Weight problems can also exacerbate other health issues also related to sleep apnea, including cardiovascular disease and Type 2 diabetes. Sleep apnea can also cause you to gain weight. A 2011 study published in the International Journal of Obesity found that “sleep problems likely contribute to weight gain.”
Do CPAP Machines Cause Weight Gain?
CPAP machines are a common treatment for sleep apnea. 4 out of 5 CPAP users don’t use their machines for the full recommended amount of time each night because they can be loud and uncomfortable.
Weight gain may be another issue associated with CPAP use. According to Dr. Frank Domino, in a 2015 study that looked at over 3,000 patients, on average CPAP users see increases in their body-mass index.
The Power of Weight Loss
Weight loss is a powerful long-term treatment for sleep apnea for those who are overweight or obese. A 2009 study, published by Sweden’s Karolinska Institute, found evidence of sleep apnea symptom alleviation in men who restricted their diets over a nine-week period.
Concretely, they found a 58% improvement in symptoms over that period of time.
Weight loss also helps with reducing the risk of associated complications, such as heart disease, diabetes, and high blood pressure. So important is weight loss that it’s the first treatment emphasized by the American College of Physicians.
Aerobic and Enjoyable Exercise
Working out can be a difficult lifestyle change to make, but it’s important. Exercise can give you energy, confidence, and it can help you sleep better. And the good news is that you don’t need to be in the gym all the time to see results.
Some of the best exercise is enjoyable and more easily sustainable. Exercises like aerobic exercise are great to begin with — hiking, walking along the beach, and playing sports can all help you. Gentle and enjoyable exercises can help you pave the way to a better life.
Exercise can help you to open a new chapter of your life by becoming healthier and improving the symptoms of your sleep apnea.
Your Diet Can Save Your Life
In a 2017 study, researchers found that OSA therapy is significantly more effective when paired with lifestyle changes such as weight loss. When combined with exercise, a diet change can be a powerful tool toward becoming healthier and stronger.

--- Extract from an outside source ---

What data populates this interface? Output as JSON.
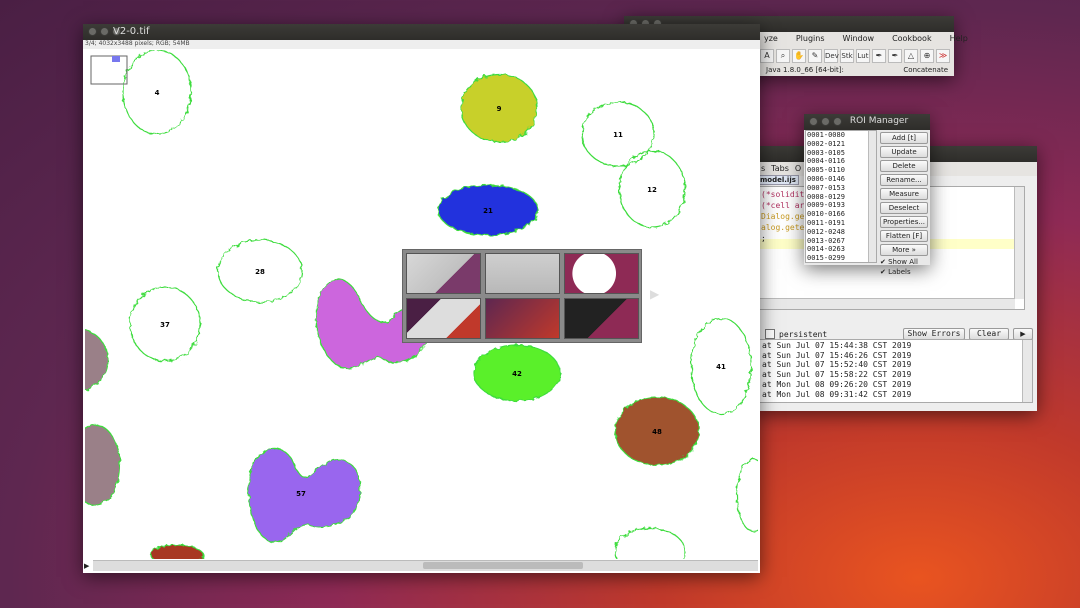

In 2011, researchers found that something as easy as a Mediterranean diet can improve the symptoms of sleep apnea. This diet includes foods that many people already love, too. Finding a diet you can adhere to long-term is vital to feeling rejuvenated and regaining control of your life.
Frequently Asked Questions
Can weight loss cure sleep apnea?
While weight loss can drastically improve your sleep apnea symptoms, most sleep apnea cases can’t be cured. Weight loss reduces sleep disorder symptoms for patients suffering from obstructive sleep apnea (OSA). In OSA, you stop breathing because air stops flowing to the lungs due to blockage. For some people, the weight of your neck narrows and blocks the airway during sleep and if that’s the case, weight loss could have a positive effect on airway obstructions.
Before starting any weight loss program, talk with your doctor about your weight loss goals and what impact weight loss may have on your symptoms.
Can slender people have sleep apnea?
Yes, people of all sizes and ages can have sleep apnea. Though it’s more common for overweight people and older people to develop a sleep disorder, even children can have sleep apnea. It’s important to take careful note of the symptoms, and when in doubt, undergo a sleep test to be sure.
Sleep apnea is affected by more factors than weight. A larger neck circumference or smaller airway due to anatomical development can be the cause of breathing problems. Your lifestyle and daily choices can also impact your risk of developing a sleep disorder.